Anyway the ACM AAC decoder works perfectly, if there is no ACM AAC codec it falls back to MFReader. I'll submit the code once I have cleaned it up.
Jan 31 at 4:36 PM
Edited Jan 31 at 4:38 PM
btw is there a trick to getting Property changes recognised in the Constructor without an extra Init() function?

For example:

I have this property:
        public bool PreferMediaFoundation
        {
            get { return preferMediaFoundation; }
            set { preferMediaFoundation = value; }
        }   
The user calls it via:
_waveStream = new AacFileReader(sAudioFile) 
{ 
    PreferMediaFoundation = true 
};
... but "PreferMediaFoundation = true" is processed AFTER the constructor is done.

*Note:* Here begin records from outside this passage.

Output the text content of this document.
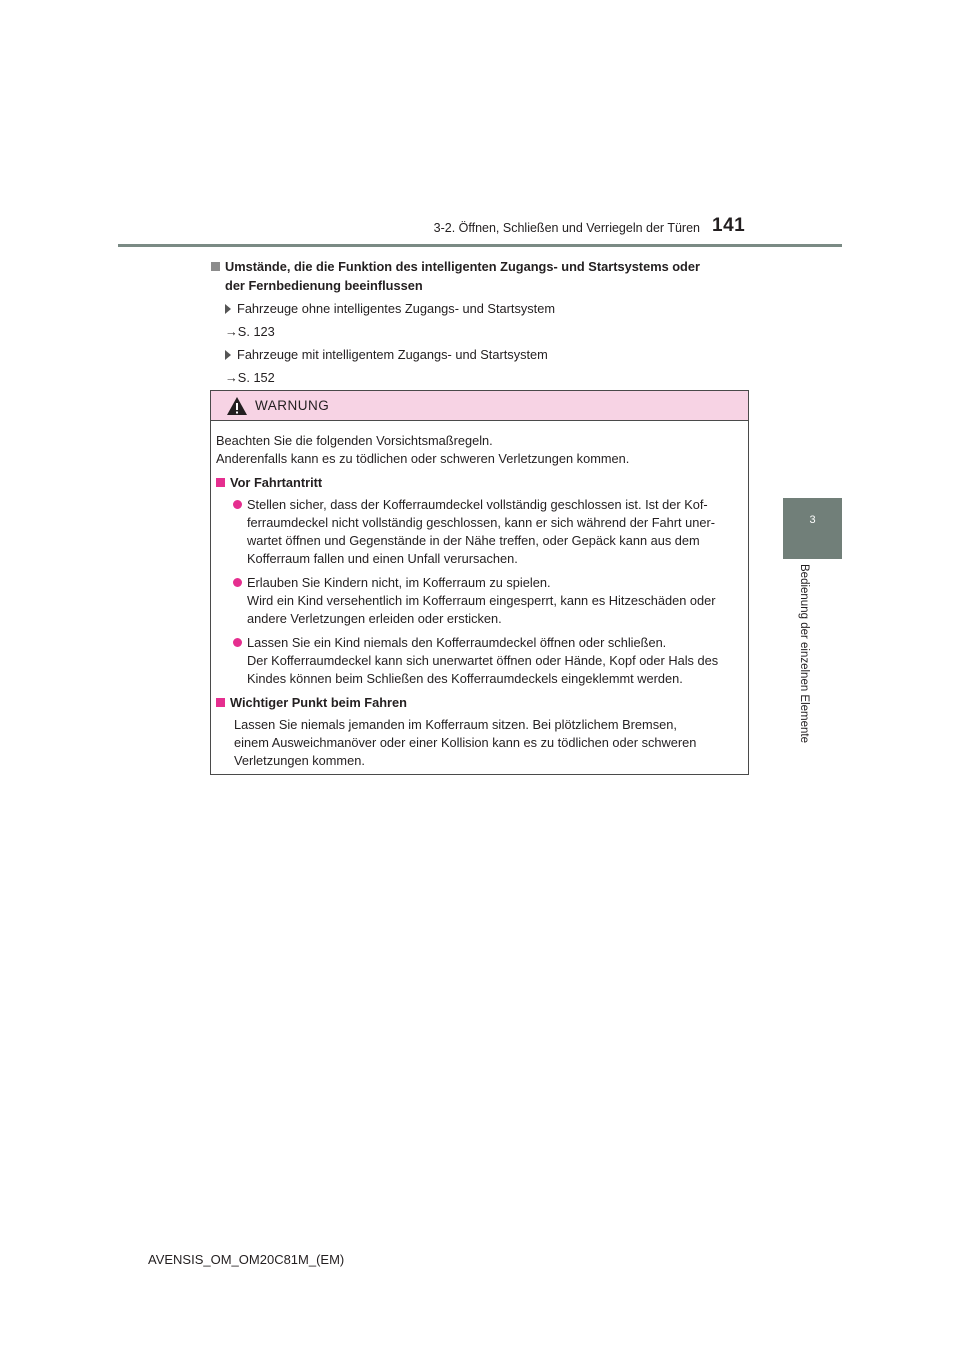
3-2. Öffnen, Schließen und Verriegeln der Türen 141
3
Bedienung der einzelnen Elemente
Umstände, die die Funktion des intelligenten Zugangs- und Startsystems oder
der Fernbedienung beeinflussen
Fahrzeuge ohne intelligentes Zugangs- und Startsystem
→S. 123
Fahrzeuge mit intelligentem Zugangs- und Startsystem
→S. 152
WARNUNG

Beachten Sie die folgenden Vorsichtsmaßregeln.
Anderenfalls kann es zu tödlichen oder schweren Verletzungen kommen.

Vor Fahrtantritt
Stellen sicher, dass der Kofferraumdeckel vollständig geschlossen ist. Ist der Kof-
ferraumdeckel nicht vollständig geschlossen, kann er sich während der Fahrt uner-
wartet öffnen und Gegenstände in der Nähe treffen, oder Gepäck kann aus dem
Kofferraum fallen und einen Unfall verursachen.
Erlauben Sie Kindern nicht, im Kofferraum zu spielen.
Wird ein Kind versehentlich im Kofferraum eingesperrt, kann es Hitzeschäden oder
andere Verletzungen erleiden oder ersticken.
Lassen Sie ein Kind niemals den Kofferraumdeckel öffnen oder schließen.
Der Kofferraumdeckel kann sich unerwartet öffnen oder Hände, Kopf oder Hals des
Kindes können beim Schließen des Kofferraumdeckels eingeklemmt werden.
Wichtiger Punkt beim Fahren

Lassen Sie niemals jemanden im Kofferraum sitzen. Bei plötzlichem Bremsen,
einem Ausweichmanöver oder einer Kollision kann es zu tödlichen oder schweren
Verletzungen kommen.

AVENSIS_OM_OM20C81M_(EM)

I need to take care ofPreferMediaFoundation in the constructor itself if possible. Otherwise I would need to add an extra constructor variable.
Feb 11 at 12:36 PM
Edited Feb 11 at 1:31 PM
Well I finally got reliable SBR detection working. It actually plays more oddly formatted AAC files than Winamp now, including the LTP profile.

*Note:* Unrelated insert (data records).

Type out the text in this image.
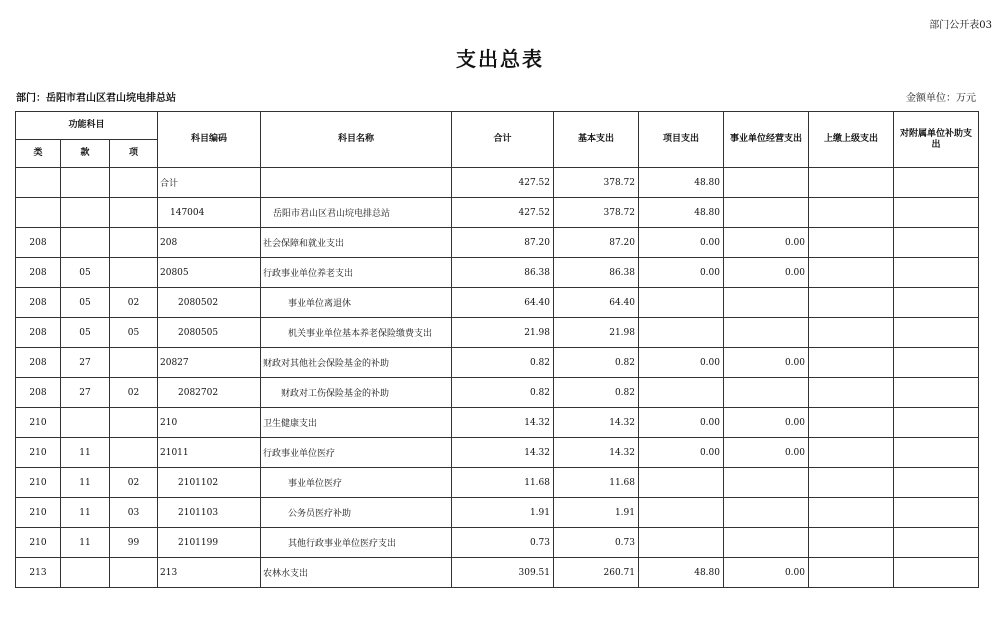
部门公开表03
支出总表
部门：岳阳市君山区君山垸电排总站	金额单位：万元
功能科目			科目编码	科目名称	合计	基本支出	项目支出	事业单位经营支出	上缴上级支出	对附属单位补助支出
类	款	项								
			合计		427.52	378.72	48.80			
			147004	岳阳市君山区君山垸电排总站	427.52	378.72	48.80			
208			208	社会保障和就业支出	87.20	87.20	0.00	0.00		
208	05		20805	行政事业单位养老支出	86.38	86.38	0.00	0.00		
208	05	02	2080502	事业单位离退休	64.40	64.40				
208	05	05	2080505	机关事业单位基本养老保险缴费支出	21.98	21.98				
208	27		20827	财政对其他社会保险基金的补助	0.82	0.82	0.00	0.00		
208	27	02	2082702	财政对工伤保险基金的补助	0.82	0.82				
210			210	卫生健康支出	14.32	14.32	0.00	0.00		
210	11		21011	行政事业单位医疗	14.32	14.32	0.00	0.00		
210	11	02	2101102	事业单位医疗	11.68	11.68				
210	11	03	2101103	公务员医疗补助	1.91	1.91				
210	11	99	2101199	其他行政事业单位医疗支出	0.73	0.73				
213			213	农林水支出	309.51	260.71	48.80	0.00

For those who are trying to do the same thing and googling to no end, I ended up having to read the actual raw AAC data and parse/jump through the Syntactic Elements, and enable SBR if the sample rate is <= 24000, channels = 2, and an ID_CPE element is used in the raw frame. (There are no complex table/trig lookups or anything, just a few bitstream reads)

Assuming SBR by checking if the sample rate is <= 24000 is wrong (a common occurrence in other peoples code), there are non-SBR AAC files that are lower than 24000hz.

Retrieving the SBR info from the ADTS header is impossible, decoding a few frames using a decoder should work but MediaFoundation Source Reader doesn't update the GetCurrentMediaType after the first few ReadSample calls when it really should like other decoders (A recent Mozilla patch does it this way but I doubt it works properly, I tried using the exact technique, no luck). GetNativeMediaType also doesn't work, and reading the AudioSpecificConfig from GetCurrentMediaType is also useless as it returns a 2 byte config, not the expected 5 byte config with SBR info. As for ACM, I couldn't find a suitable function to retrieve the actual output samplerate.


Anyway one more task to go, remove the ID3v2 tag and give MF a raw ADTS stream so it doesn't reject the file...

There is one AAC file that fails to play, for some reason MediaFoundation thinks it is a FLAC file and uses the mfFLAC decoder then crashes miserably, but that's beyond my control. I added a subtype check to handle it. ACM plays it fine though.
Coordinator
Feb 11 at 6:40 PM
sounds like you are making good progress. I haven't had a lot of time for NAudio stuff recently, but hopefully get round to looking at your AacFileReader soon. I'm also very interested in what you've done with media foundation from a stream. I've been trying a couple of different approaches to that, and it is one of my most wanted features for NAudio 1.8
Feb 12 at 11:10 AM
I basically mirrored the functionality of the MediaFoundation File and kept it as simple as possible. Much cleaner than using an Abstract class over the top.

I'm using the MF Stream in AacFileReader and found no problems with it at all.